How do these drugs affect the brain?

  • Most important receptor for all class of psychedelics: serotonin 2A – the more potent the drug, the more sticky it is with this receptor
  • If 2A receptor is excited by LSD, rats learn faster
  • 5-HT2AR agonism stimulate neuroplasticity in the hippocampus and the neocortex
  • Expression of 2A receptors: mostly higher cortical areas (layer V of grey matter)
  • Increase of serotonin will increase secretion of GABA (inhibitor) to Thalamus
  • Thalamus: in charge of filtering out irrelevant information from the outside world
  • Psilocybin decreases activity in higher cortical areas but brain connectivity is high (parts of the brain are more connected)
  • In a psychedelic state: more flexible neurological traffic

Default Mode Network

  • Highly interconnected network
  • Active when you daydream, think of the past/future, in self-chatter
  • Consumes 40% more glucose than any other part of the brain
  • If this network is disintegrated, there is a feeling of losing sense of self

Entropic brain theory

  • Our brain throughout development always tries to minimize uncertainty
  • As children, we don’t put things into coherent categories yet, so we think more things are possible
  • In older age, we are better at predicting reality, but it can lead to rigidity
  • Our consciousness is positioned between flexibility and resistance
  • In our sleep or in psychosis: more flexible, unconstraint thoughts
  • Psychedelic state: regression to more child-like state – curiosity, surprise, more delusional etc
  • Increasing flexibility (chaos) benefit disorders with rigid pattern of behavior (OCD, Depression or Addictions)
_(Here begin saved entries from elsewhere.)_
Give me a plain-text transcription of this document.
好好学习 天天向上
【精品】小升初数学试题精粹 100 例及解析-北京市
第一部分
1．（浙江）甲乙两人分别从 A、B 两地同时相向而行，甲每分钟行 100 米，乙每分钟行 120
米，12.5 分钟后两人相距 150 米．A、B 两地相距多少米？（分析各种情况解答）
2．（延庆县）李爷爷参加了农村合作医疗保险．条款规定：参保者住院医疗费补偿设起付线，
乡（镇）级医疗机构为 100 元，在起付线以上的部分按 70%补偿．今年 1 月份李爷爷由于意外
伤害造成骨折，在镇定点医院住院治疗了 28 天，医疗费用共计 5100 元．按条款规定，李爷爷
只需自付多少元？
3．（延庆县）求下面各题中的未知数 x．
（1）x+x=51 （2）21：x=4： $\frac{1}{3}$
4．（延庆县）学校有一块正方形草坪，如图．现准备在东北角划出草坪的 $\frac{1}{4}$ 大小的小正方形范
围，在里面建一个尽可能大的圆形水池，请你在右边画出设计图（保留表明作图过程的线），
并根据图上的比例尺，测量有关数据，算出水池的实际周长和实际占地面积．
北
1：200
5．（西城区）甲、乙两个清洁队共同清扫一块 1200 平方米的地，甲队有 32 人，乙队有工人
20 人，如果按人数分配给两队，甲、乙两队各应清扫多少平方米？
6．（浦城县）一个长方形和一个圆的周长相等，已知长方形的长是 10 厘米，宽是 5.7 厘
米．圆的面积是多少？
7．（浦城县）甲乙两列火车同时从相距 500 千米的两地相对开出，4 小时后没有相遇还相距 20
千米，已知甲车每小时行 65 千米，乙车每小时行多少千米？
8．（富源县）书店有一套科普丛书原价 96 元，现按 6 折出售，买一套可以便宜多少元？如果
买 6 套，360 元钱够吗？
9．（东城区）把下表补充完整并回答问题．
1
Why are Psychedelics clinically interesting?

  • Griffiths et al. (2006):  67% said the psychedelic experience was in the top 5 most meaningful experiences in their life,  62% had complete mystical experience
  • Increase in the personality trait “Openness” MacLean (2011)
  • 80% abstinence from smoking because of psychedelics(Johnson et al. 14)
  • Decreased drinking at 9 months follow-up  (Bogenschutz et al. 15)
  • Reduction of symptoms of OCD (Moreno et al. 2006)
  • Decreased anxiety at 12 months in life threatening illness (Gasser et al. 14)
  • Reduced distress & suicidality in US population (Hendricks et al. 15)
  • Decrease in depression  (Rucker, 2016)

Basic mechanisms for SSRI vs Psychedelics

  • Function of serotonin remains elusive
  •  5-HT1A and 5-HT2A two most prevalent serotonin receptors
  •  SSRI ➔ 5-HT1A reuptake blocking
  • Psychedelics ➔ increase in signaling of 5-HT2A neurons
  • 2A signaling downregulates 5-HT2AR receptors and thus ➔ less anxiety and improved general well-being during the post-acute ‘after glow’
  • SSRIs: passive coping – numbing feelings by making you more tolerant to stress
  • Psychedelics: active coping – adaptive change
  • 5-HT1AR-mediated stress moderation may be the brain’s default response to adversity – passive coping
  • 5-HT2AR-mediated plasticity – applied when adversity reaches critical point and adaptation and flexibility is required – active coping
  • Psilocybin reduces reaction to threatening images, and to feeling hurt when socially excluded, while increasing empathic feelings

Overprediction

  • Sensory input is not essential for perceptual experience
  • Brain will try to extract meaningful signal from environment
  • Brain predict what is happening based on our previous experiences.
  • Hallucinations are a result of prediction error imposed on noisy data.